Seal Beach hair salon massacre suspect to plead guilty to 8 slayings

Scott Dekraai will still have to stand trial in the penalty phase over the 2011 killings. He faces a possible death penalty.

April 28, 2014|By Paloma Esquivel, Los Angeles Times

The man accused of gunning down eight people at a Seal Beach hair salon in 2011 will plead guilty to eight counts of special circumstances murder and one count of attempted murder, his lawyer said Monday.

Scott Dekraai, who, according to prosecutors, was seeking revenge on his ex-wife when he opened fire at the Salon Meritage, has "felt for a while that he really needs to give at least the victims the sense that he's not seeking to have this go on forever," said his lawyer, Assistant Public Defender Scott Sanders.

"He thinks he owes to them at least the knowledge that he's willing to accept responsibility."

There is substantial evidence in the Oct. 12, 2011, shooting: Dekraai was arrested after he was driving away from the scene and soon confessed to investigators, according to court records. Dekraai had been involved in a custody dispute with his ex-wife, Michelle Fournier, who worked at the salon and was one of those killed, prosecutors said.


He still faces what will probably be a long trial to determine whether he receives the death penalty or life in prison without the possibility of parole.
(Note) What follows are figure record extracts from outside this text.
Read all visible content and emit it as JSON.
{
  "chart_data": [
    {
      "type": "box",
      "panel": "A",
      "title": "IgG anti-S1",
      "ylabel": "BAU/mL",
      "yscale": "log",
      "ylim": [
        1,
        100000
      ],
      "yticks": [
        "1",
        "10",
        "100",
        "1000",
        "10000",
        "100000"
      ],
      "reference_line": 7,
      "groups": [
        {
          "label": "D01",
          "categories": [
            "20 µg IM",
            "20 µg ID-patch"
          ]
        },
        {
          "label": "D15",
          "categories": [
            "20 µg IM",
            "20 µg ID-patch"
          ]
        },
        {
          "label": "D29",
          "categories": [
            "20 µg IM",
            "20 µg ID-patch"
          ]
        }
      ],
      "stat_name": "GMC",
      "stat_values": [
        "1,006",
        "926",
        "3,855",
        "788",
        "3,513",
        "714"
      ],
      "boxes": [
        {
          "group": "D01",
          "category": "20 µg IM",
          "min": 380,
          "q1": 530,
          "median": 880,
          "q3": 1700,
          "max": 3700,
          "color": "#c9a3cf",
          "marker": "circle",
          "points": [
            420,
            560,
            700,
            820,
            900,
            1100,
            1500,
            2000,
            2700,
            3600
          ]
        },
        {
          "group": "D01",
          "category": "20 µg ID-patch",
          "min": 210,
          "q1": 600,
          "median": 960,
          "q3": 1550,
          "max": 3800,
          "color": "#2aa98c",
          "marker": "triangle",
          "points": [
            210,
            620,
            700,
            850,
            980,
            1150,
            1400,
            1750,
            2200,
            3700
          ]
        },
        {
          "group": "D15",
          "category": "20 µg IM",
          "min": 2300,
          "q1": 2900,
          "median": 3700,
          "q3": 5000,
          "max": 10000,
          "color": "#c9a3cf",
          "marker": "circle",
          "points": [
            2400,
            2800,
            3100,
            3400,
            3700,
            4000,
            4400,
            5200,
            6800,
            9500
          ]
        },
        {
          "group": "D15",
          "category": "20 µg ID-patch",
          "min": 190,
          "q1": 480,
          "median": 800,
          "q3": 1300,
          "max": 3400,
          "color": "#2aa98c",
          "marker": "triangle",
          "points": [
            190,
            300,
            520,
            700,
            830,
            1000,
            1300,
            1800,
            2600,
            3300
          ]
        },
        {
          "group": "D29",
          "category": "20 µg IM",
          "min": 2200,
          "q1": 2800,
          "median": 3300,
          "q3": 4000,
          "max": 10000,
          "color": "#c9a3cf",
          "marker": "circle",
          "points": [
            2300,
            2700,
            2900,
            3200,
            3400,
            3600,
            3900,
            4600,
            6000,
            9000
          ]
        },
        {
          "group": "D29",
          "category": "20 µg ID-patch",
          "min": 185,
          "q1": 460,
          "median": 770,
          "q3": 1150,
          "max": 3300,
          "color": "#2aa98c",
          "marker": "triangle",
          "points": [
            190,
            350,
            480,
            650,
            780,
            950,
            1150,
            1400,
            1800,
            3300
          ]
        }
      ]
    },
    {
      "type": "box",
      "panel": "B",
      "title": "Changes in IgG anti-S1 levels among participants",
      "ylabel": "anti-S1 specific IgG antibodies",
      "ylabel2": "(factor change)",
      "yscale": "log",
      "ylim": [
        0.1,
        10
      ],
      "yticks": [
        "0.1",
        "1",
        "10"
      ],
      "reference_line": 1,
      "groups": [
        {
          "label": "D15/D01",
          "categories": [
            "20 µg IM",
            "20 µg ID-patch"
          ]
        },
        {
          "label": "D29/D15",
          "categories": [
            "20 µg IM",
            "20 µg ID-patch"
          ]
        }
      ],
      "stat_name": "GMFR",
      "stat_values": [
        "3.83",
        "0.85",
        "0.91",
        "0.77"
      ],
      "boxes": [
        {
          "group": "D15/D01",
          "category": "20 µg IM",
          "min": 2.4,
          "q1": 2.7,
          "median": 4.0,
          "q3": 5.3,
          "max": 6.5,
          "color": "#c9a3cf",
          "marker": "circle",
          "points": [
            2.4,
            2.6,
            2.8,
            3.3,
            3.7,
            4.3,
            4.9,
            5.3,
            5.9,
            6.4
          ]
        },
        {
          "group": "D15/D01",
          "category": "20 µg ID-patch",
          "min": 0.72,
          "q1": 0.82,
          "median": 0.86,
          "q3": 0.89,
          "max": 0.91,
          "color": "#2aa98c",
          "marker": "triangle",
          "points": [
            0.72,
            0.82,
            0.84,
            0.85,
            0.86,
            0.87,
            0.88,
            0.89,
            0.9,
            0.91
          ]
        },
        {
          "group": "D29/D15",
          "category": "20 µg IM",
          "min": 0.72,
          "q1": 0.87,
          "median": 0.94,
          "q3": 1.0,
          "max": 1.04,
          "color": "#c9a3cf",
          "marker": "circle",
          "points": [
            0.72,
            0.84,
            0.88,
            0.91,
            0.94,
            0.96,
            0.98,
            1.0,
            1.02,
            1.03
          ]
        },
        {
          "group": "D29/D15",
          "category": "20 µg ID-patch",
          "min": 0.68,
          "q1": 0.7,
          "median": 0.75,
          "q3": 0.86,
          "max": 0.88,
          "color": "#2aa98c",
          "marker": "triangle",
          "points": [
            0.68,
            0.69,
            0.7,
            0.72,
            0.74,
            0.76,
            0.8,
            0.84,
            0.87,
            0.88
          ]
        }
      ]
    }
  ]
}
California defendants cannot use a plea agreement to accept death.

Dekraai had previously offered to plead guilty in exchange for a sentence of life in prison without parole, but that offer was rejected by the Orange County district attorney's office because prosecutors refused to drop the death penalty. The guilt portion of his trial is set to begin June 9.
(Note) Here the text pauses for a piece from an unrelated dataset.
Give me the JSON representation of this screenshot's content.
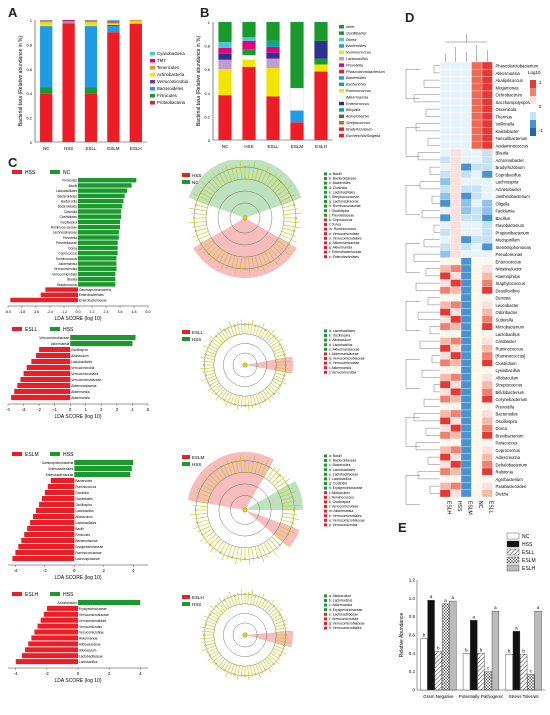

The intended plea does not involve a negotiated agreement for leniency, and prosecutors said little had changed as a result of it.
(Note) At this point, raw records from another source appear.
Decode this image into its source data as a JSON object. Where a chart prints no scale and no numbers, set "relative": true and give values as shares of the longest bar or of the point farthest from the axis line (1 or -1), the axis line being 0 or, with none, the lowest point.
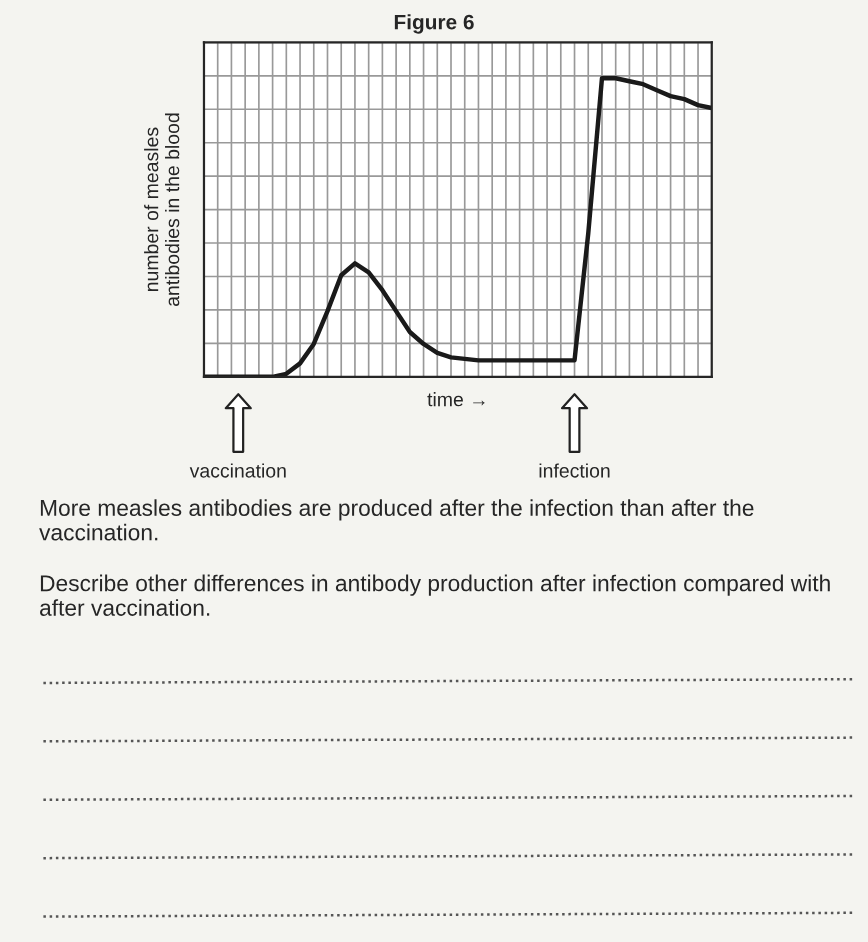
{
  "chart_data": {
    "type": "line",
    "title": "Figure 6",
    "ylabel": "number of measles\nantibodies in the blood",
    "xlabel": "time →",
    "relative": true,
    "grid": true,
    "color": "#1a1a1a",
    "categories": [
      null,
      null,
      null,
      null,
      null,
      null,
      null,
      null,
      null,
      null,
      null,
      null,
      null,
      null,
      null,
      null,
      null,
      null,
      null,
      null,
      null,
      null,
      null,
      null,
      null,
      null,
      null,
      null,
      null,
      null,
      null,
      null,
      null,
      null,
      null,
      null,
      null,
      null
    ],
    "values": [
      0,
      0,
      0,
      0,
      0,
      0,
      0.01,
      0.045,
      0.11,
      0.22,
      0.34,
      0.38,
      0.35,
      0.29,
      0.22,
      0.15,
      0.11,
      0.08,
      0.065,
      0.06,
      0.055,
      0.055,
      0.055,
      0.055,
      0.055,
      0.055,
      0.055,
      0.055,
      0.48,
      1.0,
      1.0,
      0.99,
      0.98,
      0.96,
      0.94,
      0.93,
      0.91,
      0.9
    ],
    "annotations": [
      "vaccination",
      "infection",
      "More measles antibodies are produced after the infection than after the vaccination.",
      "Describe other differences in antibody production after infection compared with after vaccination."
    ]
  }
}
"The battle in this case has always been the penalty phase," said Senior Deputy Dist. Atty. Scott Simmons.

Dekraai's trial, which like many death penalty cases has been slow to start, has been delayed even longer as the court examines defense allegations of the improper use of jailhouse informants in this case and others.

Since mid-March, the court has heard testimony from prosecutors, law enforcement and informants as it examines whether jailhouse informants were, as the defense says, repeatedly deployed in violation of the constitutional rights of Dekraai and other defendants, and information routinely kept from defense attorneys.